Is the Von Neumann architecture simply the best possible way to do computation? Of course not. To mis-paraphrase Winston Churchill, Von Neumann is “the worst possible compute architecture – except for all the others.” On a more serious note, the good thing about Von Neumann is its flexibility and area efficiency. It can handle just about any arbitrarily complex application without requiring the processor to scale in transistor count with the size of the problem.
In the old days, before we could cram so many components onto integrated circuits, that architectural efficiency of Von Neumann was a big deal. We could build a 4-, 8-, or 16-bit Von Neumann processor out of a very small number of transistors and run giant programs at acceptable speed. But now, in the wake of Moore’s Law, transistors are asymptotically approaching zero cost. So, with almost infinite numbers of free transistors available, the value of building processors with comparatively small numbers of transistors has dropped significantly.
At the same time, even with Moore’s Law going full steam, the value extracted from each subsequent process node has decreased. Dennard Scaling came to an end around 2005, forcing us to switch from building bigger/faster Von Neumann processors to building “more” Von Neumann processors. The race became cramming more cores onto integrated circuits, and the scalability of Von Neumann to multi-core brought its own limitations.
Unfortunately, Moore’s Law didn’t continue going full steam. Each of the last several process nodes has cost exponentially more to realize and has yielded proportionally less in tangible benefits. The result is that, even though we should technically be able to build more dense chips for several more generations, the cost/benefit ratio of doing so makes it a less and less attractive enterprise. We now need a driver other than Moore’s Law to maintain the pace of technological progress.
Clearly, we are also reaching the end of the useful life of Von Neumann as the single, do-all compute architecture. The recent AI revolution has accelerated the development of alternatives to Von Neumann. AI, particularly done with convolutional neural networks, is an unbelievably compute-intensive problem that is uniquely unsuited to Von Neumann. Already, an industry-wide trend is afoot, shifting us away from large arrays of homogenous compute elements to complex configurations of heterogeneous elements including Von Neumann and non-Von Neumann approaches.
One of the more promising non-Von Neumann approaches to AI is the Neuromorphic architecture. In the late 1980s, Carver Mead (yup, the same guy who supposedly coined the term “Moore’s Law”) observed that, on the current trajectory, Von Neumann processors would use millions of times more energy than the human brain uses for the same computation. He theorized that more efficient computational circuits could be built by emulating the neuron structure of the human brain. Mead made an analogy of neuron ion-flow with transistor current, and proposed what came to be known as Neuromorphic computing based on that idea.
At the time, Neuromorphic computing was visualized as an analog affair, with neurons triggering one another with continuously varying voltages or currents. But the world was firm on the path of optimizing the binary universe of digital design. Analog circuits were not scaling at anything like the digital exponential, so the evolution of Neuromorphic computing was outside the mainstream trajectory of Moore’s Law.

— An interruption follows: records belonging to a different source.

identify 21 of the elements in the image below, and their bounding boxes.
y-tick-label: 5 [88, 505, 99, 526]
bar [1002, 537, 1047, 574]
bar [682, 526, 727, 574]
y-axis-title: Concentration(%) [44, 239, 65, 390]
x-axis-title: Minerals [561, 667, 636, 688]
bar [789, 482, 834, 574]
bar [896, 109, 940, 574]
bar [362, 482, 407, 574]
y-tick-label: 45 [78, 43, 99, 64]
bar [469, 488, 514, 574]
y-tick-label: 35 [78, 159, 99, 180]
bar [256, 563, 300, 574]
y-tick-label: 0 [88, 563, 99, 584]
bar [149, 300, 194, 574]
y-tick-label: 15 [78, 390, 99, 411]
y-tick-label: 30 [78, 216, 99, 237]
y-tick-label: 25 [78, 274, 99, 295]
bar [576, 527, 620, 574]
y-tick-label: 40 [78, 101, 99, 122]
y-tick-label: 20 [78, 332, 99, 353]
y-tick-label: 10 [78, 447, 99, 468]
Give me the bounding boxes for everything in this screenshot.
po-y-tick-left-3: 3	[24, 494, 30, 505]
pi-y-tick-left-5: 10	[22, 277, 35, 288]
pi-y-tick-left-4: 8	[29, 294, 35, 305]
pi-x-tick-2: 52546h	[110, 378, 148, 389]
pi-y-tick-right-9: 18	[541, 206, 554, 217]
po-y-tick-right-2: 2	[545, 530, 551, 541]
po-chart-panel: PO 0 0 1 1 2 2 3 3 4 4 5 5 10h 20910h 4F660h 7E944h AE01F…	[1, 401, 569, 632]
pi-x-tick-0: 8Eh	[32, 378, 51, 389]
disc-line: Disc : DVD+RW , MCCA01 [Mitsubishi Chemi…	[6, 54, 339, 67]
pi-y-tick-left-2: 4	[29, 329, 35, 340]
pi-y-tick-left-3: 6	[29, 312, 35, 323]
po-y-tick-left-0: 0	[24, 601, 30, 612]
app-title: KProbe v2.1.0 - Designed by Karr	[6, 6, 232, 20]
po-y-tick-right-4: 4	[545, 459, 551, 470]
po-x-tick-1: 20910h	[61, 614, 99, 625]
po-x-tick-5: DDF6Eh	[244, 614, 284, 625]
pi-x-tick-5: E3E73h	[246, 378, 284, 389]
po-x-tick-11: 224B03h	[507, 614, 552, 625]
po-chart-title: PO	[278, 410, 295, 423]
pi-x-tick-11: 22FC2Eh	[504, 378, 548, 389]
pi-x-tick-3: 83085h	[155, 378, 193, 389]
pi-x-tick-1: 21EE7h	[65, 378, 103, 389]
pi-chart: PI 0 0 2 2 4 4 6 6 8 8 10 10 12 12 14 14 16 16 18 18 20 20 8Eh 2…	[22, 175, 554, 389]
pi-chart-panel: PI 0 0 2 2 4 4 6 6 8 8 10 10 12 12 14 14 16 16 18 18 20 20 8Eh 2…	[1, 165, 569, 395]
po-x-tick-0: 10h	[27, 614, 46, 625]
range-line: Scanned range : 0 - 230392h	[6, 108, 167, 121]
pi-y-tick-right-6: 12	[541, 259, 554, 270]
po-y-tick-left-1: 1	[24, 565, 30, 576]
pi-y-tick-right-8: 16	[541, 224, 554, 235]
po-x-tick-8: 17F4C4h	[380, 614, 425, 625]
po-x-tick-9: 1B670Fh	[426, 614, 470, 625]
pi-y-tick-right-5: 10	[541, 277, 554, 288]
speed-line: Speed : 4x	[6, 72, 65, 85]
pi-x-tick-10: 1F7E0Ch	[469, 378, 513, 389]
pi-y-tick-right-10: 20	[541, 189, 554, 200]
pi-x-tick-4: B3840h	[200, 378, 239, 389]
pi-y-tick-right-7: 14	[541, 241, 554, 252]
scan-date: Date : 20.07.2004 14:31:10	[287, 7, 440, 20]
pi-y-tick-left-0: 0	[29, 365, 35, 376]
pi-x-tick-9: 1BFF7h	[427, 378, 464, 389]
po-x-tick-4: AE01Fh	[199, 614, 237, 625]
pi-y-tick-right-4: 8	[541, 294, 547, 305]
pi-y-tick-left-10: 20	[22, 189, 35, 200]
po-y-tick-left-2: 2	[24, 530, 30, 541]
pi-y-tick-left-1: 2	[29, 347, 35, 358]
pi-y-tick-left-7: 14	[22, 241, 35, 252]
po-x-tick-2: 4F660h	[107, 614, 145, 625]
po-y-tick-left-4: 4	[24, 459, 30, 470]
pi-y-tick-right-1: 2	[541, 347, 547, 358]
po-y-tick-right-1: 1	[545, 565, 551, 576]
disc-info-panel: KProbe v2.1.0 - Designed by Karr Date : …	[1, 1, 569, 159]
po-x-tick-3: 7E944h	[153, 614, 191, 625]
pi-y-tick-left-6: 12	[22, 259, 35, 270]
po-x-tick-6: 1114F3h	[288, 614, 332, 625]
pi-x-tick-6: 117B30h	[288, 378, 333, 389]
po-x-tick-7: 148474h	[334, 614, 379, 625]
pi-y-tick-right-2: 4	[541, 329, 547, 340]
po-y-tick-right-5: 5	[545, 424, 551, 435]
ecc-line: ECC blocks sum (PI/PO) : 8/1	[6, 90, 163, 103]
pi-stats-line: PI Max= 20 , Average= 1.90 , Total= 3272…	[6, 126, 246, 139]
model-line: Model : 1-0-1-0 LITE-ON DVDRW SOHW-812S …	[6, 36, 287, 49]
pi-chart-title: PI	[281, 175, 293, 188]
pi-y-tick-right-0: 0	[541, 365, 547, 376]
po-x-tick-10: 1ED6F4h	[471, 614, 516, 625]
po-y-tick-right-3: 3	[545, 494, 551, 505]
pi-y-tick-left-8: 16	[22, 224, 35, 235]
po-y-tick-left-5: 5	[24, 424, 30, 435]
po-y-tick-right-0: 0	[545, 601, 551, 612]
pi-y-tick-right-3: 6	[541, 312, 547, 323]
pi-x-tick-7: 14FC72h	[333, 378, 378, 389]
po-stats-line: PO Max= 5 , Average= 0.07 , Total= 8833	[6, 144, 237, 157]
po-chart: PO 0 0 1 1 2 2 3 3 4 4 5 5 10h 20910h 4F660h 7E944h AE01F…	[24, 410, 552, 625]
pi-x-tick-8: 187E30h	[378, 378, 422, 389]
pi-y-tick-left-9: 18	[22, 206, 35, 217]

Now, however, things have changed.
In the longer term, we have seen most analog functions subsumed by digital approximations, and neuromorphic processors have been implemented with what are called “spiking neural networks” (SNNs), which rely on single-bit spikes from each neuron to activate neurons down the chain. These networks are completely asynchronous, and, rather than sending values, the activation depends on the timing of the spikes. Using this technique, neuromorphic processors have been implemented, taking advantage of current leading-edge bulk CMOS digital technology. This means neuromorphic architectures can finally reap the rewards of Moore’s Law. As a result, several practical neuromorphic processors have been built and tested, and the results are impressive and encouraging.
One example we wrote about two years ago is Brainchip’s Akida neuromorphic processor, for which development boards became available in December, 2020. Brainchip claims their devices use 90 to 99 percent less power than conventional CNN-based solutions. As far as we know, this is one of the first neuromorphic technologies to enter the broad commercial market, and the potential applications are vast. Brainchip provides both IP versions of their technology and SoCs with full implementations in silicon. Just about any system that can take advantage of “edge” AI could benefit from those kinds of power savings, and it will often make the difference between doing edge AI and not.
Also in December 2020, Intel gave an update on their neuromorphic research test chip, called Loihi, as well as their “Intel Neuromorphic Research Community (INRC),” both of which were also announced two years ago. Across a wide range of applications including voice-command recognition, gesture recognition, image retrieval, optimization and search, and robotics, Loihi has benchmarked 30-1,000 times more energy-efficient than CPUs and GPUs, and 100 times faster. Just as importantly, the architecture lends itself to rapid and ongoing learning, in sharp contrast to CNN-based systems, which tend to have an intense training phase that creates a static model for inference. Intel says they are seeking 1,000 times improvement in energy efficiency, 100 times improvement in performance, and “orders of magnitude” gains in the amount of data needed for training.
Not all problems lend themselves to neuromorphic processing. Algorithms that are well-suited to today’s deep-learning technology are obvious wins. Intel is also evaluating algorithms “inspired by neuroscience” that emulate processes found in the brain. And, finally, they are looking at “mathematically formulated” problems.
In the first category, networks converted from today’s deep neural networks (DNNs) can be converted to a form usable by a neuromorphic chip. Additionally, “directly-trained” networks can be created with the neuromorphic processor itself. Finally, “back propagation,” common in CNNs, can be emulated in neuromorphic processors, despite the fact that this requires global communication not inherent to the neuromorphic architecture.
Loihi is a research chip, not designed for production. It is a 2-billion transistor chip, fabricated on Intel’s 14nm CMOS process. Loihi contains a fully asynchronous “neuromorphic many-core mesh that supports a wide range of sparse, hierarchical and recurrent neural network topologies with each neuron capable of communicating with thousands of other neurons.” Each of these cores includes a learning engine that adapts parameters during operation. The chip contains 130,000 neurons and 130 million synapses, divided into 128 neuromorphic cores. The chip includes a microcode learning engine for on-chip training of the SNN. Loihi chips have been integrated into boards and boxes containing as many as 100M total neurons in 768 chips.
We are now at the confluence of a number of trends that could form the perfect storm of a revolution in processor architecture. First, neuromorphic processors are at the knee of commercial viability, and they bring something like the equivalent of 10 Moore’s Law nodes (20 years) of forward progress on certain classes of problems. Second, conventional DNNs are rapidly progressing and generating related and similar architectural innovation to those found in neuromorphic processors, suggesting a possible convergence on a future “best of both worlds” architecture that combines traits from both architectural domains. Third, Moore’s Law is coming to a close, and that puts more emphasis, talent, and money into the development of architectural approaches to driving future technological progress. And fourth, power consumption has emerged as probably the dominant driving factor in computation – which is the single metric where these new architectural approaches excel most.
It will be interesting to watch as the first of these neuromorphic processors gains commercial traction and creates the virtuous cycle of investment, development, refinement, and deployment. It is likely that, within a few years, neuromorphic architectures (or similar derivative technologies) will have taken on a substantial role in our computing infrastructure and catapulted to the forefront new applications that can only be imagined today.